The return to regular order for appropriations bills is a perfect place to start. Passing the 12 bills that fund the government had become unmanageable given the years-long buildup of gridlock in Congress. Washington has come to the verge of government shutdown repeatedly for the past decade.
Now, under the leadership of Chairman Richard Shelby (R-AL) and Vice-Chairman Patrick Leahy (D-VT), all 12 of the spending bills have been reported favorably out of the Appropriations Committee at the fastest pace in thirty years. Half of these bills have now become law.
I am pleased the bill I authored, which determines allocations for military construction projects and veterans' benefits, was among the first ones President Trump signed into law. My bill, in coordination with the legislation that funds the Department of Defense becoming law, marks the first time Congress has funded our military on time, through regular order, in a decade.
The bipartisan work isn’t focused solely on funding bills either. The Senate has come together to pass a number of measures that will help Americans get ahead in today’s economy, keep our communities safe and deliver on promises to our veterans.
That last point, working to keep our promises to our veterans, is a particular point of pride for me. As a member of the Senate Veterans’ Affairs Committee and the chairman of the appropriations subcommittee that oversees our veterans’ programs, I have long noted how these committees are unique in the manner in which members put aside partisan issues to help our veterans. This commitment extends to the full Senate, which approved a landmark bill that improves the Department of Veterans Affairs current healthcare delivery system by providing veterans with more choices and fewer barriers to care.
During the 115th Congress, the Senate has also passed bipartisan legislation that will help our economy continue to grow, including enacting a law that invests in career and technical education programs to help Americans get the skills they need to succeed in a modern economy, as well as passage of critical bills to reauthorize the Farm Bill and the Water Resources Development Act.
Republicans and Democrats have come together to pass legislation to strengthen the federal response to our nation’s opioid crisis by expanding prevention efforts, empowering law enforcement and increasing access to treatment. We have taken threats from Iran, North Korea and Russia head-on with tough sanctions and also enacted a new law to combat sex trafficking.
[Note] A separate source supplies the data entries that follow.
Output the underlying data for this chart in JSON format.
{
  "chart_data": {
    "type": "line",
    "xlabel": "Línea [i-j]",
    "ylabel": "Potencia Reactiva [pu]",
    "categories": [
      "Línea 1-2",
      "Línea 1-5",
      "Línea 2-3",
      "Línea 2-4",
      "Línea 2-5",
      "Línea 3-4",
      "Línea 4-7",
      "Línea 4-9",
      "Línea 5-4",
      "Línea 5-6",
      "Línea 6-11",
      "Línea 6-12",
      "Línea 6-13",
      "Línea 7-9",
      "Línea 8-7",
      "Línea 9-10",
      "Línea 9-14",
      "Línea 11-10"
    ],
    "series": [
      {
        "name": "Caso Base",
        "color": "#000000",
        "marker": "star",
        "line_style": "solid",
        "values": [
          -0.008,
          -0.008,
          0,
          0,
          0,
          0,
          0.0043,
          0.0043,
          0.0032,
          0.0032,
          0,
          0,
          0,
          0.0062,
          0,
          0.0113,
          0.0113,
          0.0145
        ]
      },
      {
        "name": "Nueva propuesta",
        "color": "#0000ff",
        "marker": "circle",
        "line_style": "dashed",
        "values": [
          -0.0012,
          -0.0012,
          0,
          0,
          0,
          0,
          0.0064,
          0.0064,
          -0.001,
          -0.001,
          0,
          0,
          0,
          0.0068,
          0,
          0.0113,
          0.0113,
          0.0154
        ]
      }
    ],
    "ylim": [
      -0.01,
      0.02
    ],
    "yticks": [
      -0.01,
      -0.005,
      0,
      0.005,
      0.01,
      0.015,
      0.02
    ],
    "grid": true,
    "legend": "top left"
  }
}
We’ve worked together to address issues in our health care system, reauthorizing an essential program that provides low-cost health coverage to children and passing legislation to prevent health insurers and drug companies from masking the lowest possible cost of prescription drugs.
The country is divided. Media coverage of the Senate reflects that in many ways, but the stories you don’t see as often paint a different picture. We can get a great deal accomplished when we work together. I hope we continue to proceed in that direction.